MANCHESTER, N.H. (AP) — The U.S. Department of Agriculture is seeding agricultural producers and food businesses with millions of dollars in investment funds to improve markets, create and strengthen jobs, control food prices and improve nutrition, Secretary Tom Vilsack said.
“We’re here to underscore the important role that local and regional food systems play for American agriculture and farmers and to announce $320 million of variety of loans and grants which are designed to strengthen the supply chain, to make the food system more resilient and to create a number of opportunities for mid- and small-size operators,” he said.
He spoke June 15 during a visit to the Fresh Start Food Hub & Market in Manchester. The market sells fresh fruits, vegetables and other products grown by immigrant farmers, some of which are distributed via a community-supported agriculture program.
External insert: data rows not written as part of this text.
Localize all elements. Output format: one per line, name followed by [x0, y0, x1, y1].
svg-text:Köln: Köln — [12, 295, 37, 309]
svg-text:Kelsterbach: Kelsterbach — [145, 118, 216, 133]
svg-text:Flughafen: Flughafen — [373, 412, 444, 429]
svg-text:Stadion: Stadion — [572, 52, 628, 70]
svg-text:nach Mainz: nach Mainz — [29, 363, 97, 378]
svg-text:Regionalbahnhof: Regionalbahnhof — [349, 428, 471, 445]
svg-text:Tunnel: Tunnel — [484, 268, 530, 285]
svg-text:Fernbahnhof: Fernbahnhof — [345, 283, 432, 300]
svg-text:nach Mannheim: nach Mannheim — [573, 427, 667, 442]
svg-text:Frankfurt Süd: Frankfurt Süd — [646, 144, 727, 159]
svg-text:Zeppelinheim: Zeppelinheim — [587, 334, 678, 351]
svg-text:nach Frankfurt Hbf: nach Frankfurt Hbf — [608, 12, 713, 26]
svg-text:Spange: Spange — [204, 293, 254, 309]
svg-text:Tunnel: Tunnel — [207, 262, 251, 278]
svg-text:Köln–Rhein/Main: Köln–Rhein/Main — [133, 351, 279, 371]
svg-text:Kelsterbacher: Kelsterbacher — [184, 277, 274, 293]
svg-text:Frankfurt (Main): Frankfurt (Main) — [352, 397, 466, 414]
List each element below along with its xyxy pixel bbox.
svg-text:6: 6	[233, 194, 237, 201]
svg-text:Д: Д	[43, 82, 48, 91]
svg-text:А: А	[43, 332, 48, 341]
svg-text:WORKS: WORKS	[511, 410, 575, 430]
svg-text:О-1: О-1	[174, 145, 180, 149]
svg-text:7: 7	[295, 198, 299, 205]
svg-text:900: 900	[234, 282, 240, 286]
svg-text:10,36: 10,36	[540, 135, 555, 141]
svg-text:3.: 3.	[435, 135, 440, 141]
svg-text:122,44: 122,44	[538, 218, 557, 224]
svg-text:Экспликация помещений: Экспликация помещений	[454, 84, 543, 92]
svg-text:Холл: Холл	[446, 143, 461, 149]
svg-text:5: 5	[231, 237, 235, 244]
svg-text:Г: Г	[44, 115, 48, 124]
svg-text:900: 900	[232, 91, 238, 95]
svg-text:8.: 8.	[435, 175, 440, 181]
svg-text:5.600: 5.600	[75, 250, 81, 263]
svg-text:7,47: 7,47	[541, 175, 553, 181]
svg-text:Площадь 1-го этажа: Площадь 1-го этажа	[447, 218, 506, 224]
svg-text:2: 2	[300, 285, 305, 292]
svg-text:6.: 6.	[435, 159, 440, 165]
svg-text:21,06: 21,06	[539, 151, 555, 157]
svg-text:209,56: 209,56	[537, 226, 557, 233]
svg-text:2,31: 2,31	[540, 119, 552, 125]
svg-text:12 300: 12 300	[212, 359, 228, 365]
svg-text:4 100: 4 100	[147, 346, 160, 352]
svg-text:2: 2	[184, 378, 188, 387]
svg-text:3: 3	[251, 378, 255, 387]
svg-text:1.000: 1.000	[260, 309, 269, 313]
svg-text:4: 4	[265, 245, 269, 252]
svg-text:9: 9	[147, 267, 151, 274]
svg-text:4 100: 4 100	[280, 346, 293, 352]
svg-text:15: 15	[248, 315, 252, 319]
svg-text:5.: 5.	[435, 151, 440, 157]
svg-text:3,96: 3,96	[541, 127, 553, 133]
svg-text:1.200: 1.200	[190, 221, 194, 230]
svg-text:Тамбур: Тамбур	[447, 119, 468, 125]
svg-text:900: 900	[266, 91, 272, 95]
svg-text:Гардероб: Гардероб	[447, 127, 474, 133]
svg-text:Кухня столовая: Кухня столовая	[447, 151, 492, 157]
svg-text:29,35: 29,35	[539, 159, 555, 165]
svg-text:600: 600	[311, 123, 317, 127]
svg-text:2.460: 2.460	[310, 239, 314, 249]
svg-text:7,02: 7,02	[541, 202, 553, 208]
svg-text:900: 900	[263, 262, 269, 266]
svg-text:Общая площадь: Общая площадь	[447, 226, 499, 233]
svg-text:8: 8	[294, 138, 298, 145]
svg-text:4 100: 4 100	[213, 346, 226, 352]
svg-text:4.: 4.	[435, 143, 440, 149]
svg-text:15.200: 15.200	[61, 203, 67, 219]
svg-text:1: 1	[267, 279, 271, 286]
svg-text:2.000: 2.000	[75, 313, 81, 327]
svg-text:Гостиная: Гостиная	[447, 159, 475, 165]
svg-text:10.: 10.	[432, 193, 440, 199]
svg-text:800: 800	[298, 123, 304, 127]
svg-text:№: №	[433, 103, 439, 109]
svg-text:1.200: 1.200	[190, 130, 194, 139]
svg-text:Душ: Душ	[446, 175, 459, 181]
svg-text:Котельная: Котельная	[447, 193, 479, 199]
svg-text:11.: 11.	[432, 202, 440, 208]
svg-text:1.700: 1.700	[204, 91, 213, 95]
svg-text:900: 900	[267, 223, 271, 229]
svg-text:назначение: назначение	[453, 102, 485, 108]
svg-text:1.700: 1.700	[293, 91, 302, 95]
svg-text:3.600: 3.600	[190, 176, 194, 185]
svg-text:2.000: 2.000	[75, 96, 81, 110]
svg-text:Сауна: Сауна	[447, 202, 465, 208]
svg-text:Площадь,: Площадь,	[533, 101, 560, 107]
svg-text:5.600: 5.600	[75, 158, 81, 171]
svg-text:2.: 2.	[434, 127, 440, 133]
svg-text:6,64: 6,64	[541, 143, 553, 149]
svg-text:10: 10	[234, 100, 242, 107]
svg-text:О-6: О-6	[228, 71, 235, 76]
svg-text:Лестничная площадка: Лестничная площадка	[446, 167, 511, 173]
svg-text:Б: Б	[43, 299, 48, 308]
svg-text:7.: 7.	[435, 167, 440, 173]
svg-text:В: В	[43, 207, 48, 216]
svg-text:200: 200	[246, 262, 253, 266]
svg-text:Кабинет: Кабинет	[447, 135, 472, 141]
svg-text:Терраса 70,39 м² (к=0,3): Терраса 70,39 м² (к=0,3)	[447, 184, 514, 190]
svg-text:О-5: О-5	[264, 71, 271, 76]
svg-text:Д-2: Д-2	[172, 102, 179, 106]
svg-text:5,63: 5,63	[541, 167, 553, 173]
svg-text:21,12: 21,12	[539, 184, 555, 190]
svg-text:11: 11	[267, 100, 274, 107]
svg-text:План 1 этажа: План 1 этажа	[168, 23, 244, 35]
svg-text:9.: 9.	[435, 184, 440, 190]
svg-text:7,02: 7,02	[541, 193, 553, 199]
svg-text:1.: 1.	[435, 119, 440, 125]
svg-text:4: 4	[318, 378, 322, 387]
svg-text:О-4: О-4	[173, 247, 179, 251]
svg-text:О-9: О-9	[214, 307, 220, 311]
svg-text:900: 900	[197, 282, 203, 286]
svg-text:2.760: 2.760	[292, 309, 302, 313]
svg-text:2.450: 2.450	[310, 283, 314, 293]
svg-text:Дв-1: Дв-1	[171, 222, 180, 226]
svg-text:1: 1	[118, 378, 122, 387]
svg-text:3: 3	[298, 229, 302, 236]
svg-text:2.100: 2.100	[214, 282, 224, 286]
“Thanks to our partnership with federal officials, including Secretary Vilsack’s Department of Agriculture, we’re making significant progress in tackling food insecurity and leading the way in developing new approaches to create more healthy food options in our city,” Manchester Mayor Joyce Craig said.
North Country Growers in New Hampshire is getting a $19.9 million guaranteed loan to build and operate a 20-acre hydroponic greenhouse to grow lettuce and other leafy greens year round, he said.
The project hopes to grow 30 million heads of lettuce a year for sale to local grocery stores and restaurants and distribution throughout the Northeast. It will also support 84 jobs.
Other businesses that will benefit from the investments include a meat market and a bison processing facility that will expand production capabilities; a berry processor that will purchase equipment to expand production capacity; and a plant-based yogurt manufacturer and a cold storage facility that will expand sustainable options for consumers.
Strengthening market opportunities has an economic benefit for small- and mid-sized producers. More market opportunities means more competitive prices.
“And when you create a local and regional food system, you are reducing some costs associated with getting that food to consumers,” Vilsack said.